I think it is a valid question. How would you know? Honestly, I don’t think I could tell. I don’t think I could differentiate between the incoherent ramblings of (for example) girl “A” who is a real live person, sitting in her quiet two-bedroom apartment, waxing-poetic to a keyboard and girl “B” who is actually a fourty-seven year old man, writing the fictional account of a person sitting in her quiet two-bedroom apartment, waxing-poetic to a keyboard. For example.
Just for example.
So what happens now?
We sit here and ponder the influence on internet culture through chat and instant messaging, through email and other forms of direct digital communication. Fraud and misrepresentation, we call it. It’s harmful, misleading, and meant to cause harm and mis-direction to many impressionable minds. But what about the indirect communication? What about fiction? What about the idea that I could sit down, right at this very moment, and start writing as someone else, setting my words adrift in the digital ether, afloat in the tides of a vast sea of information: is that wrong? Is that mis-representation? Or merely fiction? And ultimately, with no other influence than the occasional passer-by believing the illusion, what harm have I acheived?
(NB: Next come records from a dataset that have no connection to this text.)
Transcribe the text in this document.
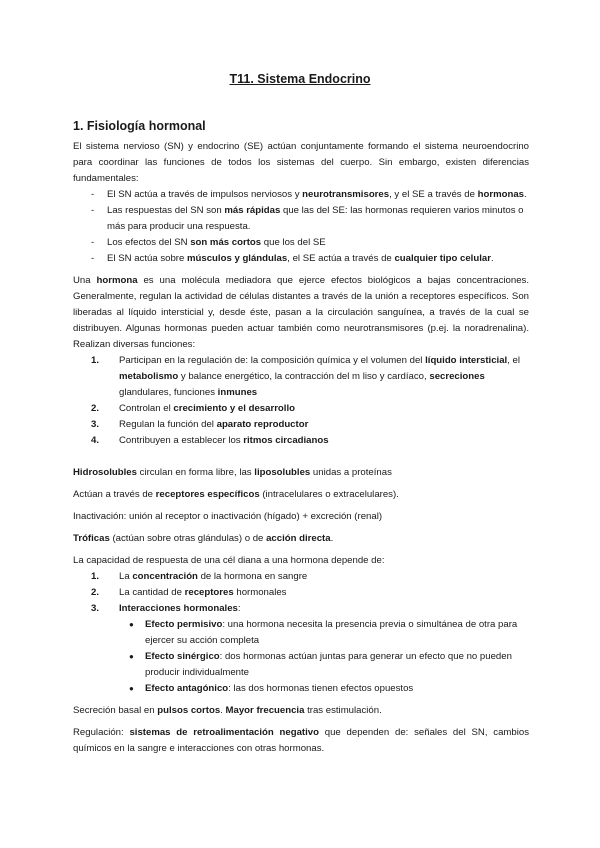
T11. Sistema Endocrino
1. Fisiología hormonal

El sistema nervioso (SN) y endocrino (SE) actúan conjuntamente formando el sistema neuroendocrino para coordinar las funciones de todos los sistemas del cuerpo. Sin embargo, existen diferencias fundamentales:

- El SN actúa a través de impulsos nerviosos y neurotransmisores, y el SE a través de hormonas.
- Las respuestas del SN son más rápidas que las del SE: las hormonas requieren varios minutos o más para producir una respuesta.
- Los efectos del SN son más cortos que los del SE
- El SN actúa sobre músculos y glándulas, el SE actúa a través de cualquier tipo celular.

Una hormona es una molécula mediadora que ejerce efectos biológicos a bajas concentraciones. Generalmente, regulan la actividad de células distantes a través de la unión a receptores específicos. Son liberadas al líquido intersticial y, desde éste, pasan a la circulación sanguínea, a través de la cual se distribuyen. Algunas hormonas pueden actuar también como neurotransmisores (p.ej. la noradrenalina). Realizan diversas funciones:

1. Participan en la regulación de: la composición química y el volumen del líquido intersticial, el metabolismo y balance energético, la contracción del m liso y cardíaco, secreciones glandulares, funciones inmunes
2. Controlan el crecimiento y el desarrollo
3. Regulan la función del aparato reproductor
4. Contribuyen a establecer los ritmos circadianos

Hidrosolubles circulan en forma libre, las liposolubles unidas a proteínas

Actúan a través de receptores específicos (intracelulares o extracelulares).

Inactivación: unión al receptor o inactivación (hígado) + excreción (renal)

Tróficas (actúan sobre otras glándulas) o de acción directa.

La capacidad de respuesta de una cél diana a una hormona depende de:

1. La concentración de la hormona en sangre
2. La cantidad de receptores hormonales
3. Interacciones hormonales:
● Efecto permisivo: una hormona necesita la presencia previa o simultánea de otra para ejercer su acción completa
● Efecto sinérgico: dos hormonas actúan juntas para generar un efecto que no pueden producir individualmente
● Efecto antagónico: las dos hormonas tienen efectos opuestos

Secreción basal en pulsos cortos. Mayor frecuencia tras estimulación.

Regulación: sistemas de retroalimentación negativo que dependen de: señales del SN, cambios químicos en la sangre e interacciones con otras hormonas.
It’s all hypothetical. But it would be an interesting experiment in a new kind of fiction: stories the audience doesn’t even know they are reading…
The idea lingers. It’s The Matrix. It is an illusion, just the control is different. Who creates the illusion? Who controls the illusion? Who controls the ideas and threads of human thought? And what really is the impact of fiction-unrecognized?
Which brings us back to blogs. These things. They are literal self-expressions, of a sort. They exist because real people drain their minds to the digital places, sharing their every whim with the netwerk of electronic wanderers. And do we continue to trust those people as real? And what kind of skill — if any — would it take to create the illusion of real that we continue to trust. I’m real. I assure you. If I were to make someone up, they might be a certain level more interesting than a mis-directed twenty-something lingering in a life where barbeques, ten-kilometer runs, and plastic aquariums seem to consume more of my time that anything. Or would I? You would wonder.
Though — and I ask because I am truely considering the experimental, yet fraudulent existence of a blog-sprite — could you find me if I was someone else?